President Ali also made an appeal to the Universities to partner with Guyana, particularly when it comes to the Low Carbon Development Strategy (LCDS). The President recalled the way in which Guyana was able to forge an international partnership with Norway on the LCDS.

“My government is keen to work with the international community. One of the areas is applied research and development, as part of the LCDS 2030, we establish an international center for biodiversity research. And this is linked to the improvement of our competitiveness, dealing also with human capital, research and development and innovation, as part of what we will offer.”

“To achieve this, we’re seeking partnership with universities and research organizations, to make this a cutting-edge center of excellence, with focus on ecosystem services, forests, biodiversity and watershed. At this point, I wish to extend to Harvard University and the network of universities in attendance today to work with us in this area of ecosystem service, as we implement LCDS 2030,” President Ali said during his address.

Meanwhile, Director for Harvard Business School’s (HBS) Project in Guyana Dr. Jorge Ramirez- Vallejo, committed the institution to supporting Guyana’s LCDS agenda. According to him, this will be done through the HBS.

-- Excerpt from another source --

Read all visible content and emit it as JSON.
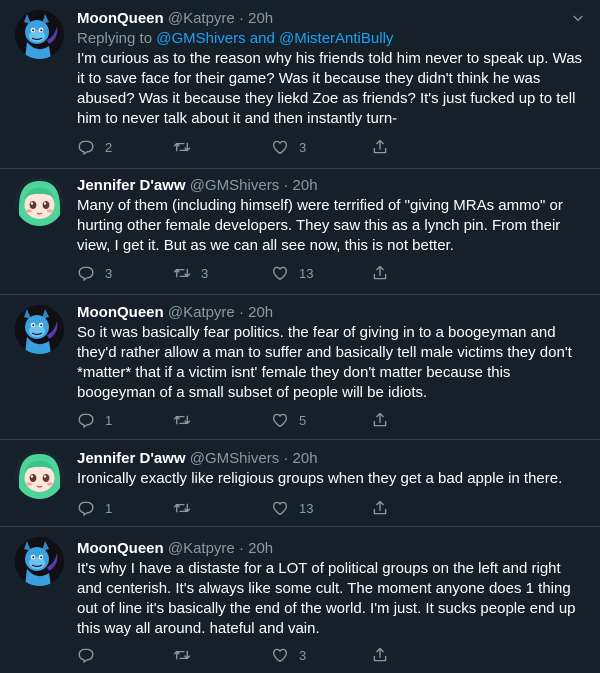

“Thank you very much for sharing the potential of Guyana and what you and your team have done so far and also what you’re planning to do. This demonstrates a huge commitment to creating an inclusive, sustainable and prosperous Guyana,” Vallejo said.

“President Ali, we’re committed to supporting your work through GDI and the institute for the instructive and competitiveness of HBS. We’re also willing to collaborate in helping identify and exploring the opportunities to shape and advance projects within the LCDS agenda.”

The People’s Progressive Party/Civic (PPP/C) Government is positioning hydropower to serve as the most significant renewable contributor to Guyana’s clean energy transition. And hydropower forms an important component in the Low Carbon Development Strategy (LCDS) 2030.

The strategy states that Guyana has 8.5 gigawatts of hydropower potential from 33 hydropower plants. From this lot, the 165 MW Amaila Falls Hydropower plant will be built, as it has been identified as the best option to begin Guyana’s energy transition.

Building on Amaila, the PPP/C Government will seek to build a second largescale plant. This will be identified by 2025, and will be purposed to provide more than double the capacity Amaila will provide.

Hydropower plant #2, LCDS 2030 states, should provide 370 megawatts of capacity by 2035, and another 150 MW by 2040. The Government sees hydro as uniquely positioned to provide a cheaper solution than any other technology, due to its long average lifespan of 100 years.

It is projected that 67 per cent of Guyana’s capacity will come from renewable sources by 2035.

The comprehensive diverse energy mix will provide cleaner energy at a globally competitive cost, reducing the cost of living and making Guyana a more attractive investment destination.

Natural gas will power Guyana’s economic revolution in the short to medium-term, through the gas-to-energy project, while investments into renewables will build traction. However, over the medium- to long-term, the Government’s vision is for hydropower and other renewable energy options – solar, wind and biomass to take over.

Last month, President Ali was invited by Harvard to speak to the microeconomic workshop on the government’s developmental plans for Guyana. Representatives from over 120 faculties in more than 65 countries, including the University of Guyana, attended the President’s keynote address.